Running Copilot CLI inside GitHub Actions
The GitHub Copilot App vendors the Rust copilot-sdk and the vendored copy needs to track upstream multiple times a day. We do this with a mix of deterministic and agentic Actions workflows.
- A standard Actions workflow just syncs any upstream changes into our vendored copy (obeying some rules about additional code we have that we haven’t upstreamed yet).
- That job pushes and opens a PR, assigns some humans as reviewers, and CCR starts reviewing as well.
- If everything is green and there are no review comments: we’re done.
- If anything fails, another action running the Copilot CLI kicks off and does the work to fix any breaking changes. It addresses CI failures, review comments, etc, and pushes to the same PR when it’s done.
- Everything still requires a human review and approval before merging.
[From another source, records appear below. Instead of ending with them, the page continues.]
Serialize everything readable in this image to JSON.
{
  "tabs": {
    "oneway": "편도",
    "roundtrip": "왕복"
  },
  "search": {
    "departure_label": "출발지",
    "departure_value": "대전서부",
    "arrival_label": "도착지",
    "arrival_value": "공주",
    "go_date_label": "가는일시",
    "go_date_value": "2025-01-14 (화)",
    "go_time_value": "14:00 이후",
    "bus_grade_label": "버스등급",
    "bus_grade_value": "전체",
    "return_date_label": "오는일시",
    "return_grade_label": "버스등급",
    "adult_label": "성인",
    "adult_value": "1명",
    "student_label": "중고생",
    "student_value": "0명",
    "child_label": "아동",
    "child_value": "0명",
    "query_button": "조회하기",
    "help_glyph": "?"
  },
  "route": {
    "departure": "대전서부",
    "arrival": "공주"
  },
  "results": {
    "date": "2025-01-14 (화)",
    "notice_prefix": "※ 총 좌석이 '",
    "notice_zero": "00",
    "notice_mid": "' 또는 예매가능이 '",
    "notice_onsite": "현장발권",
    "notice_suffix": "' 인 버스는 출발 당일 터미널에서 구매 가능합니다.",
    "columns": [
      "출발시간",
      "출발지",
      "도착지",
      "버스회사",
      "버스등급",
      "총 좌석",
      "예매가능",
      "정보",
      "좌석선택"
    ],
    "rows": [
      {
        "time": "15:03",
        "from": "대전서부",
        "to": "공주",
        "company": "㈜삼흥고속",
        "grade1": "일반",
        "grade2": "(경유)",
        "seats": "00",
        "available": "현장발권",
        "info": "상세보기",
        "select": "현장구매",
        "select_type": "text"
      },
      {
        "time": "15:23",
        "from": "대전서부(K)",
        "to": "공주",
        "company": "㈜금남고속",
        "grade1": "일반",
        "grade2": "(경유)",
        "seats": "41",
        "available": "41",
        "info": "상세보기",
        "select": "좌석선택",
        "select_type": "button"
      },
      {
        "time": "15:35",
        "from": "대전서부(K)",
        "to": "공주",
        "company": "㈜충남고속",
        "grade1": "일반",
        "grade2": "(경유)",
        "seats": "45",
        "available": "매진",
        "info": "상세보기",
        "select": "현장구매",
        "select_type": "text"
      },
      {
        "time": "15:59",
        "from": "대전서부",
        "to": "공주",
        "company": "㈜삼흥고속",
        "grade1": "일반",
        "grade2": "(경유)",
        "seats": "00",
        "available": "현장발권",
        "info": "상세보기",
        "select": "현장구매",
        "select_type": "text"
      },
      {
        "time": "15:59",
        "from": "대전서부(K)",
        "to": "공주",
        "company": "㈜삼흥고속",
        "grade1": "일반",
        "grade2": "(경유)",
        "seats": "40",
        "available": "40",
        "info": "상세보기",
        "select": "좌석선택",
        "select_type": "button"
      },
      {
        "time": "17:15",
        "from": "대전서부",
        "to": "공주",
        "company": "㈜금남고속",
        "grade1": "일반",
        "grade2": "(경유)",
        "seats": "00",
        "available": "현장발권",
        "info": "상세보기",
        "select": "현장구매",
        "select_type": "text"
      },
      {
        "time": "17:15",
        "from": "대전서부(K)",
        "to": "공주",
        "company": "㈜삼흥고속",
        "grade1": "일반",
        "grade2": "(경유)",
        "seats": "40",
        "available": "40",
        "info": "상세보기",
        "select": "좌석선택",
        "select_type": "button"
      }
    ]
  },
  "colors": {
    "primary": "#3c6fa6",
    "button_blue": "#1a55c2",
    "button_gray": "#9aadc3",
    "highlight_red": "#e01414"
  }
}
A complexity-first rewrite
The vibe-coded diff viewing feature in the GitHub Copilot App had cost functions that grew with the size of the underlying diffs. To fix this, we didn’t need a faster diff algorithm or more caching (there were already too many layers of unnecessary caching from over eager agents trying to make things better) — it was some computer science fundamentals around complexity and use of appropriate data structures.
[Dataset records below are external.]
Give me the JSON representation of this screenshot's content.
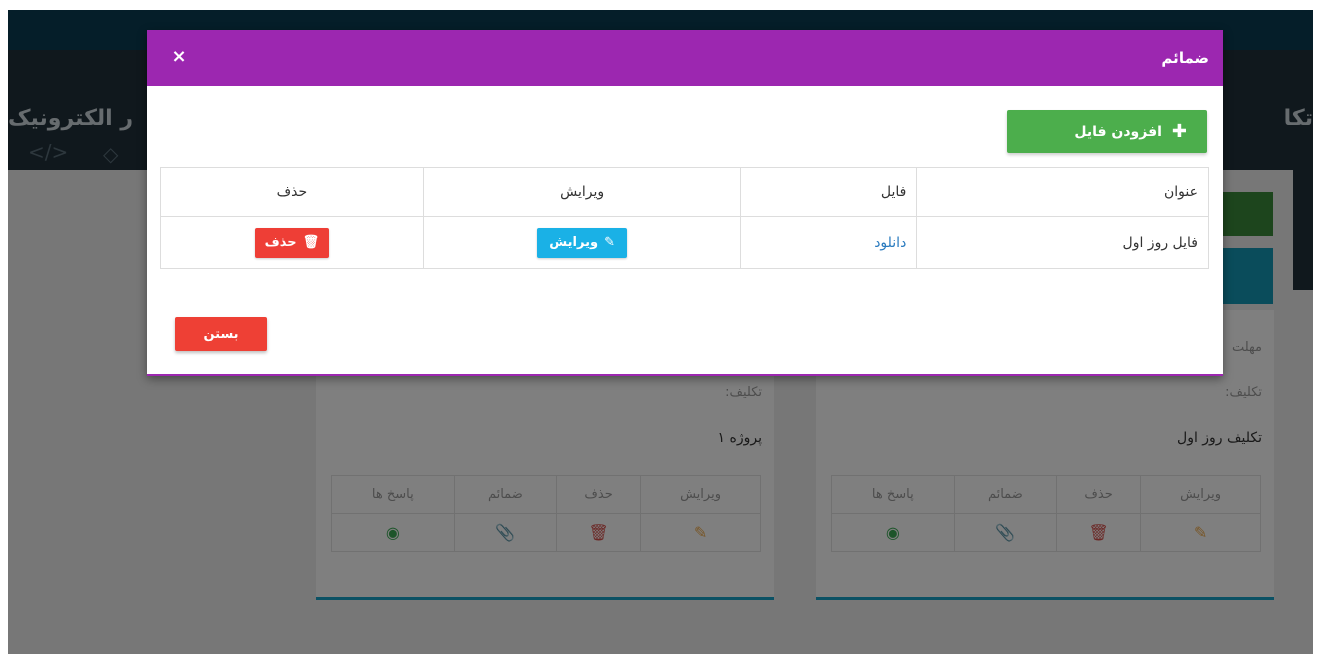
{
  "background": {
    "app_title_left": "ر الکترونیک",
    "app_title_right": "تکا",
    "card_left": {
      "line_task": "تکلیف:",
      "line_project": "پروژه ۱",
      "headers": [
        "ویرایش",
        "حذف",
        "ضمائم",
        "پاسخ ها"
      ],
      "icons": [
        "edit-icon",
        "trash-icon",
        "paperclip-icon",
        "eye-icon"
      ]
    },
    "card_right": {
      "line_cut": "مهلت",
      "line_task": "تکلیف:",
      "line_name": "تکلیف روز اول",
      "headers": [
        "ویرایش",
        "حذف",
        "ضمائم",
        "پاسخ ها"
      ],
      "icons": [
        "edit-icon",
        "trash-icon",
        "paperclip-icon",
        "eye-icon"
      ]
    }
  },
  "modal": {
    "title": "ضمائم",
    "close_glyph": "×",
    "add_file_label": "افزودن فایل",
    "table": {
      "headers": {
        "title": "عنوان",
        "file": "فایل",
        "edit": "ویرایش",
        "delete": "حذف"
      },
      "rows": [
        {
          "title": "فایل روز اول",
          "file_link": "دانلود",
          "edit_label": "ویرایش",
          "delete_label": "حذف"
        }
      ]
    },
    "close_label": "بستن"
  },
  "colors": {
    "modal_header": "#9c27b0",
    "add_button": "#4cae4c",
    "edit_button": "#1ab1e6",
    "delete_button": "#ee3e36",
    "close_button": "#ee4035",
    "link": "#2a7bbf"
  }
}
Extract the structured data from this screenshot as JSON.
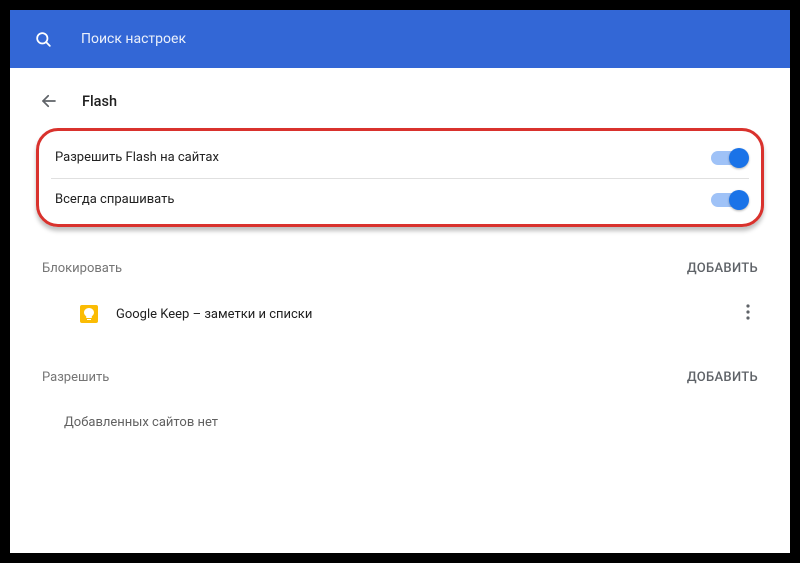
{
  "search": {
    "placeholder": "Поиск настроек"
  },
  "page": {
    "title": "Flash"
  },
  "toggles": {
    "allow_flash": {
      "label": "Разрешить Flash на сайтах",
      "enabled": true
    },
    "always_ask": {
      "label": "Всегда спрашивать",
      "enabled": true
    }
  },
  "sections": {
    "block": {
      "label": "Блокировать",
      "add_label": "ДОБАВИТЬ",
      "items": [
        {
          "name": "Google Keep – заметки и списки",
          "icon": "keep-icon"
        }
      ]
    },
    "allow": {
      "label": "Разрешить",
      "add_label": "ДОБАВИТЬ",
      "empty_msg": "Добавленных сайтов нет"
    }
  }
}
We’re still untangling this, but the process is: a multi-agent plan was written from the output of /research as a series of markdown documents that laid out a phased approach for refactoring the full stack feature. We wanted the complexity contract to be O(V) where V is the size of the viewport (the visible diff), not the size of the entire patch. In addition, we developed a skill that would hold agents to that contract and would pair with some deterministic tests to verify behavior. The skill and associated design documentation now live in the repo as markdown files for humans and agents to reference. Scrolling large diffs is much improved, but we’re still working through untangling some of the misguided caching and unnecessary code complexity, moving carefully to not break end users.
This post was written with the help of AI (Claude Opus 4.7). The vast majority of the text was hand written, but I had an agent copy edit, fill in links, and resolve placeholders (e.g. TODO: grab this stat from datadog). See my ai attribution page for more.